The week before we had done desensitization via classical conditioning: exposing Tajji to another dog far away and rewarding her as soon as she noticed it by running away to behind a blind, T-touching her and praising her, and then giving her a treat. This kind of training will help her eventually understand that good things happen when other dogs appear, which helps increase her threshold. (Deborah: The picture shows us practicing a focus exercise, in which the dog is rewarded for sitting very still -- calming herself -- while a tasty treat is slowly lowered.)

This week, we built on this foundation with BAT by exposing her to a dog almost 100 feet closer, and then waiting for her to voluntarily disengage. If it appeared she wasn’t going to quickly enough, then the handler (Deborah or I) would attract her attention with a slight movement or her name. Once we got a head turn or any other sign of disengagement (Deborah won kudos for using subtle ear-flicks to detect disengagement), we praised her while running back behind the blind to where there was a box with treats in it along with some birch scent, a setup to help get her started on nose work if we want to. (Deborah: Initially, Tajji would bark and lung at another dog at 275 feet away, the entire length of the field. She has very good vision!)

Note that she’s being rewarded three ways. Praise is almost as good as food to a dog, running away from a scary thing is even better, and lots of treats where she can’t see the other dog is best of all.
Despite a very high base level of arousal before both trials (each dog worked twice), Tajji did OK the first time around, and very well indeed the second time. You could see the repetitions sinking in, and towards the end of the second trial, after she’d had time to “think about” the first trial, she appeared to be as close to “bored” as we’ve ever seen her under such conditions, at least as far as reactivity to the other dog was concerned.

We were both relieved, for just the day before, I’d left the garage open and Tajji got out of the yard. She menaced a couple walking a Chihuahua and a small GSD bitch, but came away easily when I called her. I didn’t see what had happened, but no one was hurt or bitten, although the looks thrown my way scorched a bit—hardly a prickle compared to my own melodrama: “Oh! I’ve set her back weeks, especially after such an effective rehearsal of reactive behavior. And with a small dog, too!” (Anything under about 15 pounds or so is the Devil.)

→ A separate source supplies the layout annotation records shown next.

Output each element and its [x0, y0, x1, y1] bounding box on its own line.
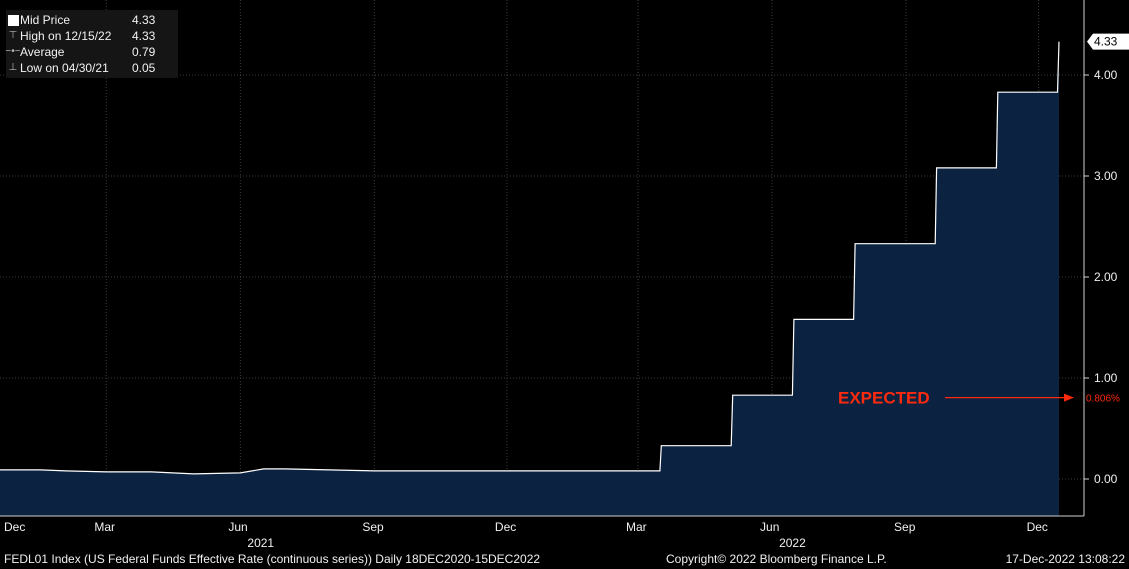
x-tick-label: Sep	[362, 520, 384, 534]
legend-label: Low on 04/30/21	[20, 61, 109, 75]
last-value-tag	[1087, 33, 1129, 50]
legend-label: Mid Price	[20, 13, 71, 27]
average-marker-icon: −•−	[5, 46, 21, 57]
axes	[0, 0, 1089, 517]
low-marker-icon: ⊥	[8, 62, 18, 73]
x-tick-label: Mar	[94, 520, 115, 534]
y-tick-label: 2.00	[1094, 270, 1118, 284]
y-tick-label: 4.00	[1094, 68, 1118, 82]
legend-label: Average	[20, 45, 65, 59]
y-tick-label: 1.00	[1094, 371, 1118, 385]
legend-value: 4.33	[132, 29, 156, 43]
y-tick-label: 0.00	[1094, 472, 1118, 486]
legend-item-mid-price: Mid Price 4.33	[6, 12, 178, 28]
annotation: EXPECTED 0.806%	[838, 389, 1120, 408]
legend-value: 0.05	[132, 61, 156, 75]
legend: Mid Price 4.33 ⊤ High on 12/15/22 4.33 −…	[5, 10, 178, 78]
legend-item-low: ⊥ Low on 04/30/21 0.05	[6, 60, 178, 76]
legend-item-high: ⊤ High on 12/15/22 4.33	[6, 28, 178, 44]
annotation-value-label: 0.806%	[1086, 394, 1120, 405]
high-marker-icon: ⊤	[8, 30, 18, 41]
legend-item-average: −•− Average 0.79	[5, 44, 178, 60]
x-tick-label: Dec	[4, 520, 25, 534]
square-icon	[6, 12, 20, 28]
footer-copyright: Copyright© 2022 Bloomberg Finance L.P.	[666, 552, 887, 566]
year-label: 2021	[247, 536, 274, 550]
x-tick-label: Mar	[626, 520, 647, 534]
x-tick-label: Dec	[495, 520, 516, 534]
x-tick-label: Sep	[894, 520, 916, 534]
annotation-arrowhead	[1064, 393, 1074, 402]
last-value-label: 4.33	[1094, 35, 1118, 49]
year-label: 2022	[779, 536, 806, 550]
labels: 0.00 1.00 2.00 3.00 4.00 Dec Mar Jun Sep Dec Mar Ju…	[4, 33, 1129, 550]
footer: FEDL01 Index (US Federal Funds Effective…	[0, 549, 1129, 569]
x-tick-label: Jun	[228, 520, 247, 534]
series-area	[0, 41, 1059, 516]
x-tick-label: Jun	[760, 520, 779, 534]
series-line	[0, 41, 1060, 475]
footer-series-description: FEDL01 Index (US Federal Funds Effective…	[4, 552, 541, 566]
y-tick-label: 3.00	[1094, 169, 1118, 183]
legend-value: 4.33	[132, 13, 156, 27]
legend-label: High on 12/15/22	[20, 29, 112, 43]
series	[0, 41, 1060, 516]
x-tick-label: Dec	[1027, 520, 1048, 534]
legend-value: 0.79	[132, 45, 156, 59]
annotation-label: EXPECTED	[838, 389, 930, 408]
footer-timestamp: 17-Dec-2022 13:08:22	[1005, 552, 1125, 566]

Yet, a day later, there she was all ramped up on the field watching two different small dogs walk around, and she frequently disengaged without incident. Part of that is testament to her fundamental resilience despite her trauma, and part the outcome of the training protocols we’re learning to use, all of them positive. In the five months we’ve had her, we’ve never “punished” Tajji, and can’t imagine why we’d ever do so, since working this way is so very effective and fun. And that’s to say nothing of the joy of seeing her open up to the world again, little by little.